Die IKG Salzburg im 21. Jahrhundert

Das Ende der Gründungsgeneration

Nach der Befreiung 1945 blieben einige hundert jüdische Flüchtlinge in Salzburg und errichteten eine neue Gemeinde. Ihre Kinder aber zogen in den meisten Fällen fort. Marko Feingold betonte bereits in den 1990er Jahren, dass die jüdische Gemeinde Salzburg zunehmend mit „Überalterung“ zu kämpfen hätte: Die IKG war bereits von ca. 500 Mitgliedern auf ca. 100 geschrumpft. Der Zuzug einer Handvoll russisch-jüdischer Familien nach 1989 brachte längerfristig keine Entspannung des demographischen Problems, da sie Salzburg wieder verließen.

Jubiläen

Im Jahr 2001 feierte die jüdische Gemeinde das 100-jährige Bestehen ihrer Synagoge. Es handelte sich um die erste Feier, an der auch ein österreichischer Bundespräsident teilnahm, der damit die Bedeutung der IKG Salzburg für Österreich unterstrich. Im Jahr 2011 jährte sich die Gründung einer eigenen Kultusgemeinde zum 100. Mal. Heute (2021) kann die IKG bereits auf eine über 110-jährige Geschichte zurückblicken. Marko Feingold erlebte dieses letzte Jubiläum nicht mehr. Mit ihm verstarb am 19. September 2019 einer der letzten Gründer einer neuerlichen Gemeinde nach dem Holocaust und der älteste Holocaustüberlebende Österreichs. Ein halbes Jahr vor seinem Tod übernahm Hanna Feingold, Witwe Marko Feingolds, als erste Frau das Amt der Salzburger Präsidentin. An ihrer Seite steht der über 90-jährige Vizepräsident und Vorbeter David Spitzer. Der Holocaustüberlebende kam nach der Befreiung 1945 als DP nach Salzburg, emigrierte nach Israel und kehrte wieder zurück nach Salzburg.
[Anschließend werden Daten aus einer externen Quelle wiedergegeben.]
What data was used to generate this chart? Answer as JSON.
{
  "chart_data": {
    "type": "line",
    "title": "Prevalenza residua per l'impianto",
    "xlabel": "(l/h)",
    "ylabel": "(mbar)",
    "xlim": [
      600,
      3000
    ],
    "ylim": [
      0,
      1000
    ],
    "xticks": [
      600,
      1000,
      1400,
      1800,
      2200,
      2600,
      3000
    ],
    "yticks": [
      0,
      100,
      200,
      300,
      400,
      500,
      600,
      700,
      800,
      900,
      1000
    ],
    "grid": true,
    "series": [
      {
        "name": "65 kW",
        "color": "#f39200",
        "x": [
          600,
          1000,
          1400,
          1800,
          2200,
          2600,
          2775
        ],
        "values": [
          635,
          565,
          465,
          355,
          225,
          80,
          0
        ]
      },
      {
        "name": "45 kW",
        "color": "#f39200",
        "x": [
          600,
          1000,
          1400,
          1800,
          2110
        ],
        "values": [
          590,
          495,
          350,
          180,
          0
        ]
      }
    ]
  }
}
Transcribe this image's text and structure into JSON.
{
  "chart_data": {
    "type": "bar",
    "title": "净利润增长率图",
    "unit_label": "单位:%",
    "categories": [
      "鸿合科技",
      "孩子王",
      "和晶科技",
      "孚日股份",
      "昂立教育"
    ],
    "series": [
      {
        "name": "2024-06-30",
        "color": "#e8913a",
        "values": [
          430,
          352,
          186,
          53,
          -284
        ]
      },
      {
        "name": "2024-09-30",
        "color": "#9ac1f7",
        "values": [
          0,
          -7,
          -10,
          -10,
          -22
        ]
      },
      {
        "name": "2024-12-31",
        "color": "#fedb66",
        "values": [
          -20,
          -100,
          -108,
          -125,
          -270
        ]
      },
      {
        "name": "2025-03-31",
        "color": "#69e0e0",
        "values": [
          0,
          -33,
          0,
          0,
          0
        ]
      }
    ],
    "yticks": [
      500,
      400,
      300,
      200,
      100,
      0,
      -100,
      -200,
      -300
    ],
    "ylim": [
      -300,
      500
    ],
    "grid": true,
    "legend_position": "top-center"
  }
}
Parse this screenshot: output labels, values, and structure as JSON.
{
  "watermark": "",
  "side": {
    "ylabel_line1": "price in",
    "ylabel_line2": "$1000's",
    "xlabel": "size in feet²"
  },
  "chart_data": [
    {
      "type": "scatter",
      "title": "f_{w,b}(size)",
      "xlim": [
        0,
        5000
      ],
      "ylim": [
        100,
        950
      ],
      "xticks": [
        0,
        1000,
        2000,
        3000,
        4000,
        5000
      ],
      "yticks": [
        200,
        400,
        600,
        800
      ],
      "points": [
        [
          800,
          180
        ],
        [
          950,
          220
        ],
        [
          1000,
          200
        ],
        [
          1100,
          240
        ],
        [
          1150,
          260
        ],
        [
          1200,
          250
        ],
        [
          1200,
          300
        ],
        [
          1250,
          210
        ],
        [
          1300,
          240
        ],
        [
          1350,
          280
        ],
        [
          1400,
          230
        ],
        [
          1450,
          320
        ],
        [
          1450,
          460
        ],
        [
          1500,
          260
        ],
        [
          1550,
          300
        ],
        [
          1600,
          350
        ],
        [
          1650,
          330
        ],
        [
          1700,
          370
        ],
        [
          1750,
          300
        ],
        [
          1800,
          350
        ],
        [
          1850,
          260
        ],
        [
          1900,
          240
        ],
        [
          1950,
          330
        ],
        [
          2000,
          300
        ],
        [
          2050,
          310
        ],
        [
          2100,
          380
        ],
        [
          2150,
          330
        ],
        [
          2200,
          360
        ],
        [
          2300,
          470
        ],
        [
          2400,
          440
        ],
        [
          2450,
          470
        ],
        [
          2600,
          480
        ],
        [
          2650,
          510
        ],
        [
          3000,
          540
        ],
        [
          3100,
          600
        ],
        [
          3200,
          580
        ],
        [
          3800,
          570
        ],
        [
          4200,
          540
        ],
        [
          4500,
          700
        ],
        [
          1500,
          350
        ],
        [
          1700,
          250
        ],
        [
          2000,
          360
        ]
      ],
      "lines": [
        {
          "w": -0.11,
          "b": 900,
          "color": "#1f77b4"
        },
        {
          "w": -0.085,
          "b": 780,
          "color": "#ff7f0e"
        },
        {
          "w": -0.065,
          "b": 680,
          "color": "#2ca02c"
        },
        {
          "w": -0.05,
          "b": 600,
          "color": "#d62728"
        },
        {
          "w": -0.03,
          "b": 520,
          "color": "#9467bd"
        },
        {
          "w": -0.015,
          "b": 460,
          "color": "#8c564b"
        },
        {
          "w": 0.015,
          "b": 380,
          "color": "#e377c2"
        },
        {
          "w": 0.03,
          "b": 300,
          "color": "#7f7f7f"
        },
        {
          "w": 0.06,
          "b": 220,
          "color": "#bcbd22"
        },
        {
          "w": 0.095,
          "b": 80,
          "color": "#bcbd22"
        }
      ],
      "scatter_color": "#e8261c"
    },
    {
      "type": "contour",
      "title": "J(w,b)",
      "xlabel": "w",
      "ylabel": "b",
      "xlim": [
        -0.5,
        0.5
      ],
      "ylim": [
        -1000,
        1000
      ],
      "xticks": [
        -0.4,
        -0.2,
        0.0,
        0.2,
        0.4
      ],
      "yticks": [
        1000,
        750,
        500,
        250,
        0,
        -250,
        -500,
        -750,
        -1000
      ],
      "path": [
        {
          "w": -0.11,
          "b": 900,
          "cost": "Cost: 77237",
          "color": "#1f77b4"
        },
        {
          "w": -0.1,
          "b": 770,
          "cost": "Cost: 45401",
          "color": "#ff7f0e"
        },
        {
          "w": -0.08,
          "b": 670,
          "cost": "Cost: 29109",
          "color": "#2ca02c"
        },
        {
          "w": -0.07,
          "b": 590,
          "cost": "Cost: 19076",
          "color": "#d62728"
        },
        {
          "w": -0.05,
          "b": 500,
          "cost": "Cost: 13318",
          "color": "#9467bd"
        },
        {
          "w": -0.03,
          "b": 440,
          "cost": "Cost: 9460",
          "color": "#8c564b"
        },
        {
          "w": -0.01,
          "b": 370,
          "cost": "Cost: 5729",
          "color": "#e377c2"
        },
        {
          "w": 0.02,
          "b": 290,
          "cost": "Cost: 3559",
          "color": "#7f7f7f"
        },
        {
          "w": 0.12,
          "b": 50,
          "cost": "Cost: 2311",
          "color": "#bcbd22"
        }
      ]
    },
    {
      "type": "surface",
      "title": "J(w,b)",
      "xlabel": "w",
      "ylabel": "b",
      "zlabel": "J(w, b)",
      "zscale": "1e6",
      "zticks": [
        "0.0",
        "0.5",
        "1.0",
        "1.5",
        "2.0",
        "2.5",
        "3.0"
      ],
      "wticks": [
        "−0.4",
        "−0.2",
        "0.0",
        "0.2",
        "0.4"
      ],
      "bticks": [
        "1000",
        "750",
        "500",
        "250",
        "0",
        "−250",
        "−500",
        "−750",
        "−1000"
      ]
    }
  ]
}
Aktuelle Herausforderungen

Nachwuchsprobleme, Renovierungen und antisemitisch motivierter Vandalismus

Auch aktuell kämpft die IKG Salzburg mit dem Problem der Überalterung, die Gemeinde verkleinert sich zunehmend. Die IKG verfügt zudem nur über wenige finanzielle Mittel. Dringend notwendige Renovierungsarbeiten an Synagoge und Friedhof stellte die kleine Gemeinde daher vor große Herausforderungen. Hanna Feingold ist bemüht, die Sichtbarkeit der jüdischen Gemeinde in Salzburg zu verstärken und lud daher im Jahr 2020 einige FremdenführerInnen ein, sodass sie diese in ihren Rundgängen stärker berücksichtigen können. Auch heißt sie, wie auch schon ihr Mann, Schulklassen willkommen. Waren zu Marko Feingolds Lebzeiten noch bis zu 100 Schulklassen pro Jahr (!) in der Synagoge zu Gast, verringerte sich diese Zahl seither drastisch auf nur noch 20.

Ein weiteres Problem, das die IKG Salzburg weiterhin beschäftigt, ist die Angst vor Antisemitismus. In den Jahren 2013 und 2014 beschmierten Rechtsextreme zahlreiche Stolpersteine, die für jüdische Opfer verlegt wurden. Auch die Synagoge wurde immer wieder Ziel von Vandalismus. Ausgerechnet am 75. Jahrestag der Novemberpogrome im Jahr 2011 wurden Türschlösser der Synagoge verklebt (s. Link Der Standard), Türglocke, Schild und Sicherheitsanlage mit schwarzem Lack beschmiert. Einige Monate später besprühten Rechtsextreme die am Gartenzaun angebrachten Davidsterne mit gelber Farbe (s. Link ORF) und verunstalteten sie damit zu „Judensternen“.

Polizeischutz und Sicherheitsvorkehrungen, die schon seit Jahrzehnten erhöht sind, wurden erst vor kurzem wieder verstärkt – aus Angst, die antisemitischen Verschwörungsmythen in Zusammenhang mit Covid-19 könnten zu weiterem Vandalismus führen. Direktem offenen Antisemitismus oder tätlichen Übergriffen waren jüdische SalzburgerInnen bislang (Stand: 15.03.2021) kaum ausgesetzt.

Literaturempfehlung:

Marko M. Feingold, Wer einmal gestorben ist, dem tut nichts mehr weh. Eine Überlebensgeschichte, hg. von Birgit Kirchmayr / Albert Lichtblau, Wien 2000.